Failure to Ensure Safe Transfers and Implement Fall Interventions
Penalty
Summary
A deficiency occurred when staff failed to provide a safe environment free from accident hazards for a resident with hemiplegia and a history of falls. The resident required two-person assistance and the use of a gait belt for transfers, as documented in her care plan following a previous fall with major injury. Despite these directives, a new CNA transferred the resident alone and without a gait belt after the resident insisted on immediate assistance. During the transfer, the resident lost her balance and fell, resulting in a hip fracture that required hospitalization and surgical intervention. The CNA later acknowledged feeling pressured and not following established protocols due to the resident's insistence and a busy shift. Additionally, the facility failed to implement and maintain new fall prevention interventions for another resident with multiple diagnoses, including cognitive impairment, muscle weakness, and a history of repeated falls. The care plan for this resident included the placement of nonskid strips in the bathroom as a fall intervention following a previous incident. However, observations on multiple occasions revealed that the nonskid strips were not present in the resident's bathroom, indicating that the intervention was not carried out as planned.

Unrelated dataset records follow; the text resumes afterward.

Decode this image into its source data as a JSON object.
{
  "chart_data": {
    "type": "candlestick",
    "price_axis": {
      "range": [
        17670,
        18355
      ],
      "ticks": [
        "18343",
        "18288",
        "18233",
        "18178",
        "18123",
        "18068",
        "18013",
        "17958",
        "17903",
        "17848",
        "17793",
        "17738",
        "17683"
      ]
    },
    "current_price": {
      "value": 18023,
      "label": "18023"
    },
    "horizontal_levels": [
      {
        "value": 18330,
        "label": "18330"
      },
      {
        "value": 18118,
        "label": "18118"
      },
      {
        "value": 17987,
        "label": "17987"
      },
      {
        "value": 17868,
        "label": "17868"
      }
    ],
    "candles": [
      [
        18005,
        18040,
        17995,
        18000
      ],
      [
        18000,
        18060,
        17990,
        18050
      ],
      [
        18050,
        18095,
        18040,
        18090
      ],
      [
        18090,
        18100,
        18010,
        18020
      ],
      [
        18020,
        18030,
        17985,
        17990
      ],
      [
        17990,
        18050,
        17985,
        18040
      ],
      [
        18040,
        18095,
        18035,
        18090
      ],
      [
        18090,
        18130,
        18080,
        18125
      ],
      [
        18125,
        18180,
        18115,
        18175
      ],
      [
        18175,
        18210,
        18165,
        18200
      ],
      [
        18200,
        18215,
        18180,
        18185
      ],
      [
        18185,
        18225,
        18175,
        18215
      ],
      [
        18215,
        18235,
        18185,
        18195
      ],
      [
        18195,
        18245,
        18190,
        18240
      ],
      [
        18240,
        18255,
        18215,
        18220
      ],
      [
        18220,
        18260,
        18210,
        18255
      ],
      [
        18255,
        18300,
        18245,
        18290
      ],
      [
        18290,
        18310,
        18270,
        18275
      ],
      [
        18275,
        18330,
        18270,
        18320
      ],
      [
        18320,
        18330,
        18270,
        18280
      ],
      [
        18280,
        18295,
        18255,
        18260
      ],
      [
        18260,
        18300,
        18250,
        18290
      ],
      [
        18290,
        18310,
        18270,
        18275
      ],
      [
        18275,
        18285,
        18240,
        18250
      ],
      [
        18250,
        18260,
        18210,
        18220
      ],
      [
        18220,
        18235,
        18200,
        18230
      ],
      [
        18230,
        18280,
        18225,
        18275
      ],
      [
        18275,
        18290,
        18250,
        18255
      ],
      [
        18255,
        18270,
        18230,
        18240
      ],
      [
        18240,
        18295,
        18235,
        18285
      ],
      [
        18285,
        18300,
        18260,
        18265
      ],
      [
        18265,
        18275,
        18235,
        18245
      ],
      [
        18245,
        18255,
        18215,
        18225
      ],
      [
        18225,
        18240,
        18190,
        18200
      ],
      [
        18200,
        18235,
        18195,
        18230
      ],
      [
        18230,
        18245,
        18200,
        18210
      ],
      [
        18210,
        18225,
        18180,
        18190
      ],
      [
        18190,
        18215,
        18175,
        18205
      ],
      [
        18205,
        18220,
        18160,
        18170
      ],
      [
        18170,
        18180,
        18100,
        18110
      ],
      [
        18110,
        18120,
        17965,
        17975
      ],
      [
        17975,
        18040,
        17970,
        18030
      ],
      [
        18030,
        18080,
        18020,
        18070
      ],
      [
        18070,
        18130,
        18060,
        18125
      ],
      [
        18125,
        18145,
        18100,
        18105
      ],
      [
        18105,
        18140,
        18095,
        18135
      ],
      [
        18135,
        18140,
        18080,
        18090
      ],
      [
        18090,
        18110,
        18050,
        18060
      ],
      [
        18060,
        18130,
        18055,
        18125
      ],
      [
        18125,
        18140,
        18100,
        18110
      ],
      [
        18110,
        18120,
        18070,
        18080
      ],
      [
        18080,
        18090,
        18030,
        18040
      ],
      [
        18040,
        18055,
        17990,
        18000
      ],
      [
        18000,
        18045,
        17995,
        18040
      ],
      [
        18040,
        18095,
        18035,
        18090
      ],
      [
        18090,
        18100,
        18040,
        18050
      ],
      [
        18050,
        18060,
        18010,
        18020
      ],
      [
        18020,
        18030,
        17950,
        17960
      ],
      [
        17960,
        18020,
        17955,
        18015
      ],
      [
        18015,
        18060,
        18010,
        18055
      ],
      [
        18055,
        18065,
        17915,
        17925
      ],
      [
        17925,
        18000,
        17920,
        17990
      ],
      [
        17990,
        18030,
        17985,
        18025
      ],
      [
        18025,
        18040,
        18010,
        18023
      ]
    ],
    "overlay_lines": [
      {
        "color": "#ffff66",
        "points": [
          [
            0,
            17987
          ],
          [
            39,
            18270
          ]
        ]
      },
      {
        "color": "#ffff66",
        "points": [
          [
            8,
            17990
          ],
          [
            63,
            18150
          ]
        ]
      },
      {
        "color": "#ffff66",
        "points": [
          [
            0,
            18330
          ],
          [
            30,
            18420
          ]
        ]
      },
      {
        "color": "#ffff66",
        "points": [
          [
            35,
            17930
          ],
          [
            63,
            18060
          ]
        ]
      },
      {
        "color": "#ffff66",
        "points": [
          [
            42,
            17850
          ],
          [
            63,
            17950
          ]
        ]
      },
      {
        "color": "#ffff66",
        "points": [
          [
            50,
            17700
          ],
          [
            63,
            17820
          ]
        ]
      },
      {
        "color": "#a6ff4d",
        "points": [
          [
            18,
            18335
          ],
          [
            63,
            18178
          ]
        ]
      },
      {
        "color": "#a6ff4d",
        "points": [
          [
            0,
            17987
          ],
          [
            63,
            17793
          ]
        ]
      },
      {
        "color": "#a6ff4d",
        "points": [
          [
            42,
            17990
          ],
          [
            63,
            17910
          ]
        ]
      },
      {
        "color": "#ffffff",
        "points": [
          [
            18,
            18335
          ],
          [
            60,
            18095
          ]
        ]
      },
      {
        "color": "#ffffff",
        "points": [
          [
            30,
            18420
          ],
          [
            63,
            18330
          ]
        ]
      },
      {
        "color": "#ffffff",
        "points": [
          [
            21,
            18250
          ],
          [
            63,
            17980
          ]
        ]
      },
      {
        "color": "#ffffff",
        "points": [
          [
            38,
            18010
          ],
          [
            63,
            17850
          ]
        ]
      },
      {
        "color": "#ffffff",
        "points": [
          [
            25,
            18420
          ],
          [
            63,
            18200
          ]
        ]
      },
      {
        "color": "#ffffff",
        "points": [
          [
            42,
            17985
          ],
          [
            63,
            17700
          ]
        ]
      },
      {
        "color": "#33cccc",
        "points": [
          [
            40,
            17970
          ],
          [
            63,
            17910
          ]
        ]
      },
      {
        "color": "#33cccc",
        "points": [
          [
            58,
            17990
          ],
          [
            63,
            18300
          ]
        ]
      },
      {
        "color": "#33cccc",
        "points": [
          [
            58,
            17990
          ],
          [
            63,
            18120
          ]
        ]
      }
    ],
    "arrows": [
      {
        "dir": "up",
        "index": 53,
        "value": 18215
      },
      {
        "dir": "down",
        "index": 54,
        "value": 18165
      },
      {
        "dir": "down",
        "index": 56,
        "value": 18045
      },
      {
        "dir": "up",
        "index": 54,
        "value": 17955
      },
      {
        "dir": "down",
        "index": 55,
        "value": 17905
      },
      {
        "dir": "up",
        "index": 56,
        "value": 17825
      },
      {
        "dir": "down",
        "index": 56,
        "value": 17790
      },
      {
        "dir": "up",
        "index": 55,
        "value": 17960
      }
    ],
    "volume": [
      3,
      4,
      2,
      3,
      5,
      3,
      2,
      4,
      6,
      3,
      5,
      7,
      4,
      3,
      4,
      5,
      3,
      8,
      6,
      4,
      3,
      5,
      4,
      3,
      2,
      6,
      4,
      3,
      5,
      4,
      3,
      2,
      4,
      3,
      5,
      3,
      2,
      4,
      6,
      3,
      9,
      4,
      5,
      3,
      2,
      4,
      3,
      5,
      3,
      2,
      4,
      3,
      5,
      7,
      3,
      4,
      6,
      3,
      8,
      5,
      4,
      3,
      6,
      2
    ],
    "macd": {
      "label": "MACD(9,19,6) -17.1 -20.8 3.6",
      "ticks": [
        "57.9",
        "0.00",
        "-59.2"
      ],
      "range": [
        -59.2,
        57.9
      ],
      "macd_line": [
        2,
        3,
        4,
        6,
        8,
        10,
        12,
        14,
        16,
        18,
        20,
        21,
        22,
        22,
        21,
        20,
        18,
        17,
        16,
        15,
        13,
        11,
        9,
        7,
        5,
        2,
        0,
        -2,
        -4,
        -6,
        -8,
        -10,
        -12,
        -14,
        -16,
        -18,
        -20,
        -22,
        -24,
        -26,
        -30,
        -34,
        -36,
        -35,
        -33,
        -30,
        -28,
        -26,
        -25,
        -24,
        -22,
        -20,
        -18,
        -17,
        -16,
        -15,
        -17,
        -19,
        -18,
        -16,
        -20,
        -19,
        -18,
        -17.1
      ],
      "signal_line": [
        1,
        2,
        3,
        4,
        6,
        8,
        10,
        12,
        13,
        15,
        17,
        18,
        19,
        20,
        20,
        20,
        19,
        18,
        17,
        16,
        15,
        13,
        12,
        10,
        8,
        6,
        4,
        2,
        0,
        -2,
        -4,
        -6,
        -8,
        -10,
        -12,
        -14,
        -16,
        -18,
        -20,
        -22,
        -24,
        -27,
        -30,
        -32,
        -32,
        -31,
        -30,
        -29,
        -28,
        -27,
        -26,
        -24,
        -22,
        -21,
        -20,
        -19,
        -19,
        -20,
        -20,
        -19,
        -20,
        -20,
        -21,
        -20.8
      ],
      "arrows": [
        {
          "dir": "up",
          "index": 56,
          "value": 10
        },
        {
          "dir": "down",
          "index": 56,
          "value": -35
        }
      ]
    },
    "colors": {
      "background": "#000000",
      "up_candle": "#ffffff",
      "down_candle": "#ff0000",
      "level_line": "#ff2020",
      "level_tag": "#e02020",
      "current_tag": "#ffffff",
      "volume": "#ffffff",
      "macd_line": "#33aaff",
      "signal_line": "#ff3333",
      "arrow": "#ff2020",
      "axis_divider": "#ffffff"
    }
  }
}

Interviews with staff revealed inconsistencies in how fall interventions were communicated and implemented. Some CNAs reported relying on nurses for updates about new interventions, while others referenced a communication board, but there was uncertainty about how effectively this information was shared. The facility's own policy required prompt investigation and documentation of accidents and incidents, but the lack of follow-through on care plan interventions and proper transfer protocols contributed to preventable falls and injuries for both residents.